Major Federal Appeals Court Victory Against Anti-Israel BDS Lawfare

By 

Mark Goldfeder

|
August 1, 2022

3 min read

Israel

A

A

Last month the U.S. Court of Appeals for the Eighth Circuit issued a ruling in Arkansas Times, LP v. Waldrip, in which the full en banc court upheld a state anti-discrimination law prohibiting state entities from contracting on ordinary terms with companies that discriminatorily boycott Israel. The opinion dealt a major blow to those who would illegally discriminate against the Jewish state.

The ACLJ filed a critical amicus brief in the case, arguing that the Boycott, Divestment, and Sanctions (BDS) movement operates as a coordinated, sophisticated effort to disrupt the economy of the State of Israel, with the ultimate goal of destroying the sovereign nation altogether.  It uses the threat of withdrawing financial support in an effort to coerce companies or other entities to cease or refuse to engage in business relations with Israel, its nationals, and its residents.  Moreover, it often intentionally targets for discrimination people who are Jewish or who do business with persons who are Jewish.  In its objectives, activities, and effects, the BDS movement is definitionally antisemitic.

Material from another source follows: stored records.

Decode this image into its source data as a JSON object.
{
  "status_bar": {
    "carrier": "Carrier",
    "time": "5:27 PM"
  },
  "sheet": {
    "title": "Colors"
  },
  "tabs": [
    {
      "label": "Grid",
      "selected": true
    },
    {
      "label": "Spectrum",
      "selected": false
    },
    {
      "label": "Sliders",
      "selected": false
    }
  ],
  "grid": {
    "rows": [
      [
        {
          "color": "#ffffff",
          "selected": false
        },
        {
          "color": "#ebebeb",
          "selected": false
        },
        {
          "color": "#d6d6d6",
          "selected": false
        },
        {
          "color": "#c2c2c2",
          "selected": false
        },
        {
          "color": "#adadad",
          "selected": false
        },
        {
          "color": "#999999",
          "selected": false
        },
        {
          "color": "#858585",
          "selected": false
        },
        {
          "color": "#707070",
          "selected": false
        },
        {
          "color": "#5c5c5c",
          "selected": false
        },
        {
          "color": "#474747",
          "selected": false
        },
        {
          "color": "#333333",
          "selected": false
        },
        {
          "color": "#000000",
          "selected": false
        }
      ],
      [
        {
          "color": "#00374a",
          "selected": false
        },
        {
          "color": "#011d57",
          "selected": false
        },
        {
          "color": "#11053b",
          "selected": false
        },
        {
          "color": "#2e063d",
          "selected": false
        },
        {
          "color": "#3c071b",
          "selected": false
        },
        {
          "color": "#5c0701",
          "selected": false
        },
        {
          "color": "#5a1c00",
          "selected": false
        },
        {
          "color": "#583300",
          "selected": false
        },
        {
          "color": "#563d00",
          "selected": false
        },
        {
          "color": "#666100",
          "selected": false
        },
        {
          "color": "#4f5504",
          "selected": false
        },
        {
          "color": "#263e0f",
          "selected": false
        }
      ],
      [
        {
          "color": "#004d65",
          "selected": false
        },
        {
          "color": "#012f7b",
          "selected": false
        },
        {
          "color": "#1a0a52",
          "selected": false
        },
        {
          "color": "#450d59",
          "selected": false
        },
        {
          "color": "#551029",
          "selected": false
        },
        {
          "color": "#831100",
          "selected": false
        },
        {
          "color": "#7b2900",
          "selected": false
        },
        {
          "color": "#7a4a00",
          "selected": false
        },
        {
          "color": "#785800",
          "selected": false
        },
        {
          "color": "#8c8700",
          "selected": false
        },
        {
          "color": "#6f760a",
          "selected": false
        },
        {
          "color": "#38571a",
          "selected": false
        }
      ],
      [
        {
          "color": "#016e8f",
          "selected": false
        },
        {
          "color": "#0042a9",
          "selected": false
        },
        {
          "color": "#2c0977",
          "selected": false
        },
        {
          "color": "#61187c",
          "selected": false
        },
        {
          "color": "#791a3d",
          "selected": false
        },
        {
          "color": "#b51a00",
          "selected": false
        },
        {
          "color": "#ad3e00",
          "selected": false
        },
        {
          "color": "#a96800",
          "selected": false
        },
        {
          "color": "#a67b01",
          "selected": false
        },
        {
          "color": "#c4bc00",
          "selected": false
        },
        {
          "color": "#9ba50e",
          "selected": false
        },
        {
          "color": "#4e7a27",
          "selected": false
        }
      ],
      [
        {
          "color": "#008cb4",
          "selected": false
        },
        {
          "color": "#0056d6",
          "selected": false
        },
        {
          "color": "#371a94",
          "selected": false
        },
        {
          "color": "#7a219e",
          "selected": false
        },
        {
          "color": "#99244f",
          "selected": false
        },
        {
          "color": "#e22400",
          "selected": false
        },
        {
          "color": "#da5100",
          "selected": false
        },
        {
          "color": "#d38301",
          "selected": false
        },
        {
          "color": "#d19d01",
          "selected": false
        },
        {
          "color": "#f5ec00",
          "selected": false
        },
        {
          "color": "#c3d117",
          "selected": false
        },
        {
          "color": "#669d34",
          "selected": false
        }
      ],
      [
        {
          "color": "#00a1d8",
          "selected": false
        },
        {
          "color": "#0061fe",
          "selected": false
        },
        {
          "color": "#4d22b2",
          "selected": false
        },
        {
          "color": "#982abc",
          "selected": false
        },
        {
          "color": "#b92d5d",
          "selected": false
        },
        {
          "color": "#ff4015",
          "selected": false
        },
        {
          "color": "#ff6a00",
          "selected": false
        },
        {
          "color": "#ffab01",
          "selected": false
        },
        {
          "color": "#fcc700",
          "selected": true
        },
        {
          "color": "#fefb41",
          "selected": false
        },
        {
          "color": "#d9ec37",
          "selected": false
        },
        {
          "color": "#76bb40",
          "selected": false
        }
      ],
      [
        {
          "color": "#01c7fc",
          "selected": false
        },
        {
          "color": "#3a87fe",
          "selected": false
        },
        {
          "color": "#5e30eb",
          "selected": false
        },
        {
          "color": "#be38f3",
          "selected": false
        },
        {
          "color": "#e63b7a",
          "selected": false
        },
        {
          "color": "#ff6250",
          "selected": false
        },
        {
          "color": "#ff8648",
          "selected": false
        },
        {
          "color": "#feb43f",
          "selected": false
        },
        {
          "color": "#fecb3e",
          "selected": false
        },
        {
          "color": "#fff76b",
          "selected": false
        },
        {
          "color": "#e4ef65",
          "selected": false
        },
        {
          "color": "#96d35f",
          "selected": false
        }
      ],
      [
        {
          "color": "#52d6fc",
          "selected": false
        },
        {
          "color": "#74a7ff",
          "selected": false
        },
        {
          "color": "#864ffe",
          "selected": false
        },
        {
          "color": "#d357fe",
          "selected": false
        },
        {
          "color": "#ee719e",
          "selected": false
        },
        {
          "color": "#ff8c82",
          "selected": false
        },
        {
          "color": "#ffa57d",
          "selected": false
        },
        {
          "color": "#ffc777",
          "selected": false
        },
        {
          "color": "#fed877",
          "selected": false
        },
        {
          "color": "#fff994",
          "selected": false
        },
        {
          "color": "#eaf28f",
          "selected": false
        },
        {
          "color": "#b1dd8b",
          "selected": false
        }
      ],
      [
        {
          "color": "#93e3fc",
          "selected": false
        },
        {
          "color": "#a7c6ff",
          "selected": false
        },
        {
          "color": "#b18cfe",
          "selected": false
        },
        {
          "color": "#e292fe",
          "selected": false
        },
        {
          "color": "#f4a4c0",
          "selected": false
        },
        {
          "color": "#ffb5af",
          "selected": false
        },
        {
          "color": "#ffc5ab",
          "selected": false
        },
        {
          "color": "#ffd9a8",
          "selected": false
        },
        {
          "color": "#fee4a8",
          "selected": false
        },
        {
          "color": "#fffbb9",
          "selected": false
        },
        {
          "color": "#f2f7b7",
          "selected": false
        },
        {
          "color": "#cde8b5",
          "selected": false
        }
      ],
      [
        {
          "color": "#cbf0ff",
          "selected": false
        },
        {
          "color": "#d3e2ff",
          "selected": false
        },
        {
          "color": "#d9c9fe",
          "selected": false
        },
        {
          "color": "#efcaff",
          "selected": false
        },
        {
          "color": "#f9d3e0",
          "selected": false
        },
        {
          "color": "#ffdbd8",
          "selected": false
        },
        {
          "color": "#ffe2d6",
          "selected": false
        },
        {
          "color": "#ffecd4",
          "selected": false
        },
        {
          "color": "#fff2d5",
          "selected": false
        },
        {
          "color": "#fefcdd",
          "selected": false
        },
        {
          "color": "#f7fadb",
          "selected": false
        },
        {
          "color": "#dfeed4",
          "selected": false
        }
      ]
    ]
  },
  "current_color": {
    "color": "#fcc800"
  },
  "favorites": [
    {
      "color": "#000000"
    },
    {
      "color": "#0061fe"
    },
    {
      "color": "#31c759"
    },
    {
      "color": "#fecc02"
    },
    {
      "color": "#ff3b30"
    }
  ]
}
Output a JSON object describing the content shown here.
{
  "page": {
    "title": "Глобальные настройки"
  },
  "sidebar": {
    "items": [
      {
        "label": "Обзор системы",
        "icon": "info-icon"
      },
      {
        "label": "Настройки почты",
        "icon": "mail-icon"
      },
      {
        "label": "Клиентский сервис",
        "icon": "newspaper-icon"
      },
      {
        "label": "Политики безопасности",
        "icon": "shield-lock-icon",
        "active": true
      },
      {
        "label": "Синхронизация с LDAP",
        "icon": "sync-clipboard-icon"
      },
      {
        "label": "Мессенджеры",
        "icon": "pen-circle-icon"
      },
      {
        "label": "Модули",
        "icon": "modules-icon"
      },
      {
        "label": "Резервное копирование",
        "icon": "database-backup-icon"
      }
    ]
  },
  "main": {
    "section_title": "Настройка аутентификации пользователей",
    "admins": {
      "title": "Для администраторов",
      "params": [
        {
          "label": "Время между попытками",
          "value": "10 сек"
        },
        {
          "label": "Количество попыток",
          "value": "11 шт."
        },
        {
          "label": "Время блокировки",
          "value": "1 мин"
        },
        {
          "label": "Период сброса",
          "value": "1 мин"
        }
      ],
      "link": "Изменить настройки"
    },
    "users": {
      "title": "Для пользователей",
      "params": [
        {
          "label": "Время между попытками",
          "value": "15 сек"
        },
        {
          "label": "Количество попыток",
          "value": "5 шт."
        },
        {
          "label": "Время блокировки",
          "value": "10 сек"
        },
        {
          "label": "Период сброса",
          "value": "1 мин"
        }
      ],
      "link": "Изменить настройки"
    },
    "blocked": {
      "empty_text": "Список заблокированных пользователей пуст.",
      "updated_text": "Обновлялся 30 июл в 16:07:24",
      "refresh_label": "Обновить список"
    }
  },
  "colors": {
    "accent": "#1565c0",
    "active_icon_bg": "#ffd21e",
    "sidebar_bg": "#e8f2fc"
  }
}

Our brief also pointed out that the state of Arkansas does a tremendous amount of business with Israel. Simply put, it makes bad business sense for the state to contract with suppliers and others who are actively engaged in an economic boycott of one of its largest business partners. The law is a clear example of constitutional government speech occurring in the context of a governmental spending program (i.e., commercial contracting for goods and services) within which the state of Arkansas has determined which agendas and viewpoints it will and will not support as a commercial operator. The government is not required to remain viewpoint-neutral in such circumstances. Instead, it is permitted to take or not take a position of its own. In this case, the state of Arkansas has merely chosen not to fund, through commercial contracts, companies that participate in activity at odds with the state’s own commercial policies and interests — the boycott of Israel, its businesses, and its people.

No one is being asked to relinquish any speech rights; rather the terms of the statute merely confirm that the state’s commercial contracting funds are authorized to be spent only in furtherance of the commercial policies and interests of the state. It is the state determining how it will spend money. Contracting with companies that wish to undermine those interests — unremarkably — is therefore not authorized.

A majority of states across the country have adopted similar bills; and while BDS supporters have tried hard to pretend these laws somehow infringe on their First Amendment rights, the language in the Arkansas statute makes clear that it only regulates non-expressive commercial activity, and the first appellate test of the issue has now thoroughly debunked their false claim.

The court agreed that because the purpose of the law is a legitimate expression of government speech, and because it regulates only non-expressive commercial activity, there is no First Amendment violation. A similar case, in which we also filed an amicus brief, is currently pending in the Fifth Circuit. As always, we will continue to fight to protect the interests of America and our closest ally Israel.